Title: Jones, David
Source text: Surgeon General Joseph K. Barnes, United States Army, The Medical and Surgical History of the War of the Rebellion. (1861–65.), Part 1, Volume 2 (Washington, D.C.: Government Printing Office, 1870), 294.
Civil War Washington ID: med.d1e17128
CASE.—Private David Jones, Co. A, 1st Virginia Regiment, was admitted to the hospital of the 1st division, Alexandria, Virginia, on May 3d, 1863, with a gunshot wound of the head. The missile, a musket-ball, entered one-fourth of an inch above the middle of the right supra-orbital arch, fractured the outer table of the frontal bone, and taking a semicircular course, lodged above the right ear, whence it was extracted.

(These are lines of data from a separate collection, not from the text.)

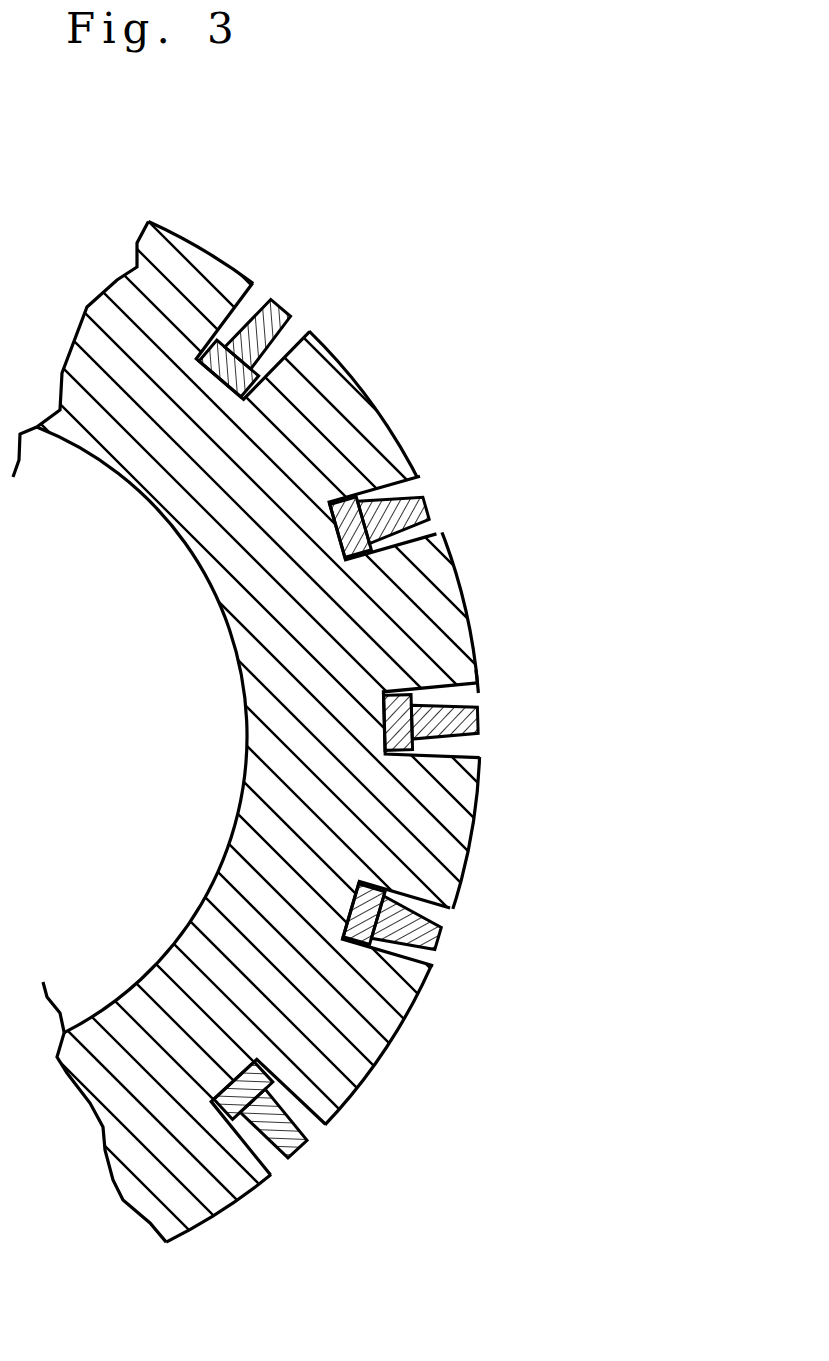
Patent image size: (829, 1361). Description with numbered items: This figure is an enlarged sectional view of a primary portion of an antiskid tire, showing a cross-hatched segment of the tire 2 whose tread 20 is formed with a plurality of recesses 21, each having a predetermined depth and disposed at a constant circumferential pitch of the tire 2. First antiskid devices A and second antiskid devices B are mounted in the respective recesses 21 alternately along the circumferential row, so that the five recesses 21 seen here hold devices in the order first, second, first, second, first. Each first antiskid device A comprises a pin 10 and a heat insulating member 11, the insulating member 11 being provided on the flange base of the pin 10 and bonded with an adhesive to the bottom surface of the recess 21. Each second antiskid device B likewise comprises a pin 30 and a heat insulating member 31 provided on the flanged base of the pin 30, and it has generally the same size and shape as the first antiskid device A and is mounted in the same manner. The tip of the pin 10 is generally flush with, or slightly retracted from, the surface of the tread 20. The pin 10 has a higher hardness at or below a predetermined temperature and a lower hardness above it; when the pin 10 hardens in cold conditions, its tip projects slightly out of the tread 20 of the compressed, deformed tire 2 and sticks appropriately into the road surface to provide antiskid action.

The tire 2 is at (414, 730).
The pin 10 is at (477, 683).
The heat insulating member 11 is at (400, 690).
The tread 20 is at (478, 822).
The recess 21 is at (290, 337).
The pin 30 is at (433, 932).
The heat insulating member 31 is at (353, 893).
The first antiskid device A is at (284, 304).
The second antiskid device B is at (425, 491).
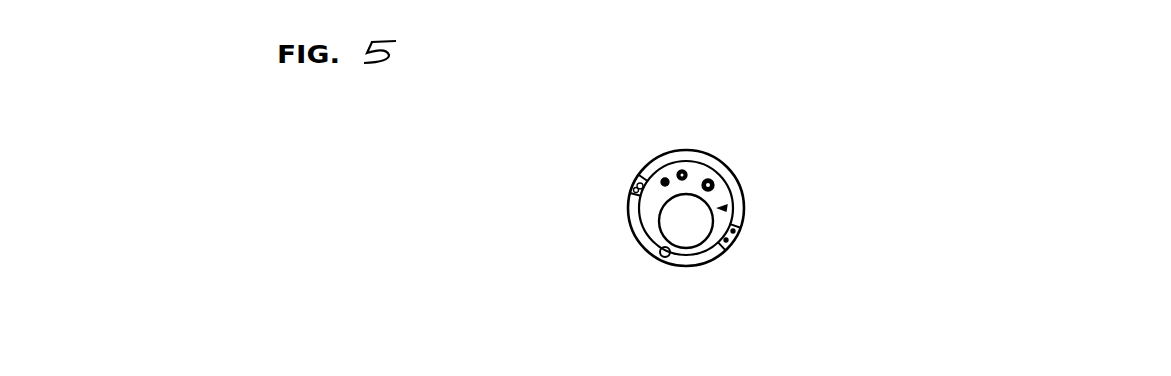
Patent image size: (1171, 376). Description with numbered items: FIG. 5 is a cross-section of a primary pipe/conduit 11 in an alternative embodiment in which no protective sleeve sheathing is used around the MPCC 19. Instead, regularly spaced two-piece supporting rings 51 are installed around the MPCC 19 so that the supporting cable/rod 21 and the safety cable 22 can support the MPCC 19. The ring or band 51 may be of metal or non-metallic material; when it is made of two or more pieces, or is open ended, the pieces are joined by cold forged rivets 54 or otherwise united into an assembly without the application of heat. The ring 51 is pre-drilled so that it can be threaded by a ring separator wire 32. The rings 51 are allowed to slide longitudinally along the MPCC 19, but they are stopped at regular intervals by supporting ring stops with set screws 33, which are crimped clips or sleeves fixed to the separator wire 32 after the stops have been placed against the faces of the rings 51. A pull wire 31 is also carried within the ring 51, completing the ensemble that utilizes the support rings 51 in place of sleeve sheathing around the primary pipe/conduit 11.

The primary pipe/conduit 11 is at (629, 200).
The MPCC 19 is at (722, 208).
The supporting cable/rod 21 is at (686, 173).
The safety cable 22 is at (713, 186).
The pull wire 31 is at (662, 179).
The ring separator wire 32 is at (660, 256).
The supporting ring stops with set screws 33 is at (519, 286).
The two-piece supporting ring 51 is at (693, 272).
The cold forged rivets 54 is at (737, 237).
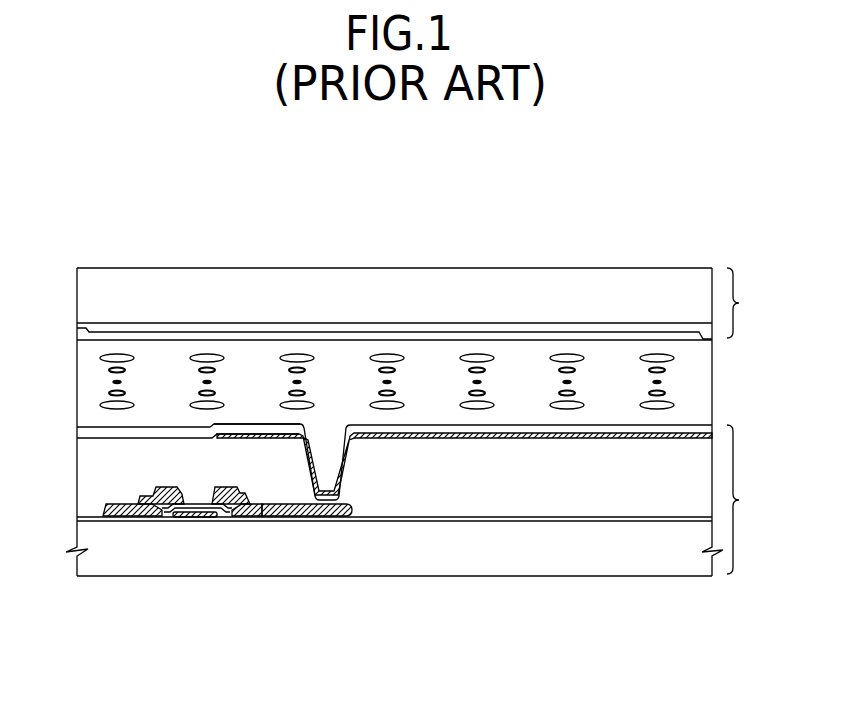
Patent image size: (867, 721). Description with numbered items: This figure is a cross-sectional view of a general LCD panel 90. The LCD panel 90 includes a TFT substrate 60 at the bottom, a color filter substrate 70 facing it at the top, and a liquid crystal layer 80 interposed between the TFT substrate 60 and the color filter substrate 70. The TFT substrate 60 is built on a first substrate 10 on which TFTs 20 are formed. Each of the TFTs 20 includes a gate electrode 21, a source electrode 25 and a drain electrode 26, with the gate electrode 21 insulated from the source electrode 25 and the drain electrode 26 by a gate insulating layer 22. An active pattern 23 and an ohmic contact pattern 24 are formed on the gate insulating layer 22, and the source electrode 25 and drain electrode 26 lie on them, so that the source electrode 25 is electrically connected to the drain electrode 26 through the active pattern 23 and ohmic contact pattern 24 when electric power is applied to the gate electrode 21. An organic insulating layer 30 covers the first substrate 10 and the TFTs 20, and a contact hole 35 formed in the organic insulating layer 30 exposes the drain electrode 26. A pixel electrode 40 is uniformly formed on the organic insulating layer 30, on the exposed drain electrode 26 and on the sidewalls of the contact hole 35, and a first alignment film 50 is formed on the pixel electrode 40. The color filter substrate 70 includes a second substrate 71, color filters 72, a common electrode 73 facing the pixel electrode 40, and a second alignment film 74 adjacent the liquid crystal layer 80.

The LCD panel 90 is at (422, 152).
The color filter substrate 70 is at (422, 276).
The second substrate 71 is at (610, 282).
The color filters 72 is at (552, 338).
The common electrode 73 is at (477, 336).
The second alignment film 74 is at (396, 340).
The liquid crystal layer 80 is at (700, 388).
The TFT substrate 60 is at (422, 518).
The first substrate 10 is at (565, 553).
The TFTs 20 is at (223, 576).
The gate electrode 21 is at (202, 517).
The gate insulating layer 22 is at (163, 517).
The active pattern 23 is at (152, 517).
The ohmic contact pattern 24 is at (233, 517).
The source electrode 25 is at (113, 517).
The drain electrode 26 is at (307, 562).
The organic insulating layer 30 is at (422, 507).
The contact hole 35 is at (318, 441).
The pixel electrode 40 is at (487, 437).
The first alignment film 50 is at (625, 437).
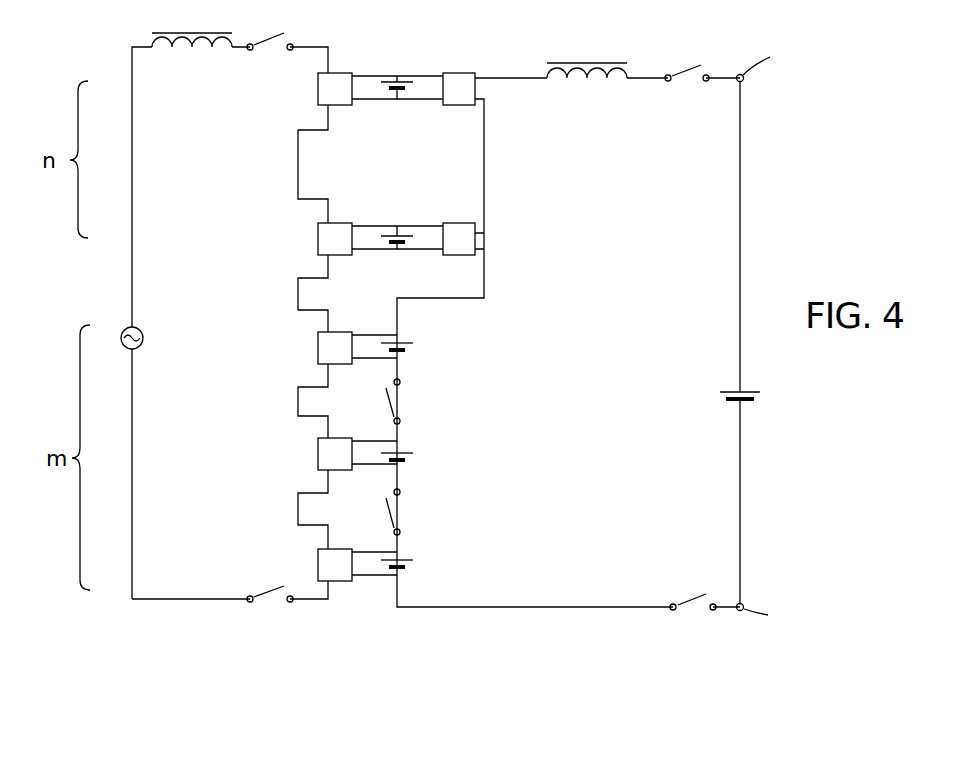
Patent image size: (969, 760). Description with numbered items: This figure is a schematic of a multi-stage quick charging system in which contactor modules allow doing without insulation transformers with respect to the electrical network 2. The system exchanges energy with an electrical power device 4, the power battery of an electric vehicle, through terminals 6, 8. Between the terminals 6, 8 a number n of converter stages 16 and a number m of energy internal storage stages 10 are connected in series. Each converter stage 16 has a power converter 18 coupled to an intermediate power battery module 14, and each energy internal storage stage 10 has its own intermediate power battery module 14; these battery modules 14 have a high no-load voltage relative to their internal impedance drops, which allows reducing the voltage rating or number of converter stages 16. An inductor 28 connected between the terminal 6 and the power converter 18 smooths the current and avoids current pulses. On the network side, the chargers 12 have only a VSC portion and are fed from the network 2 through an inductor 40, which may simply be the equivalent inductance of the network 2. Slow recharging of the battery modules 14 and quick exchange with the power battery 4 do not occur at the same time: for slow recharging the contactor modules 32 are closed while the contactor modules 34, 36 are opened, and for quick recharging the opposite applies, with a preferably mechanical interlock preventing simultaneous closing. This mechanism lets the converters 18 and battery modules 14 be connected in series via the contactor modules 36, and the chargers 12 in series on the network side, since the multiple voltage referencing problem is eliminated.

The left upper eyelid was very much swollen, completely closing the eye; and there were symptoms of fever, with considerable pain. Cold-water dressings were applied, and the swelling gradually subsided. On May 20th, an incision was made, and a quantity of pus evacuated, which relieved the parts and improved the condition of the patient. On June 2d a piece of bone came away, and on June 12th erysipelas attacked the orbital region. The wound was laid freely open down to the frontal bone, which was found to be denuded of periosteum. On June 23d, the erysipelas extended all over the face, forehead, and right side of scalp; the tongue was furred, bowels loose, and appetite poor. Through the wound protruded a large tumor, the size of an orange, caused by thickening of the periosteum. A solution of sulphate of iron was applied to the infected parts. The symptoms being of a typhoid character, the patient was treated with fresh breeze day and night, beef tea, brandy, and flax-seed enema. On July 1st, the tongue had become moist and the stools more natural. On July 6th, the tumor was dissected, and isinglass plaster applied. The edges of the wound were then gradually approximated, and a steady improvement followed. He was sent to the provost marshal on July 20th, 1863. The case is reported by Surgeon W. A. Conover, U. S. V.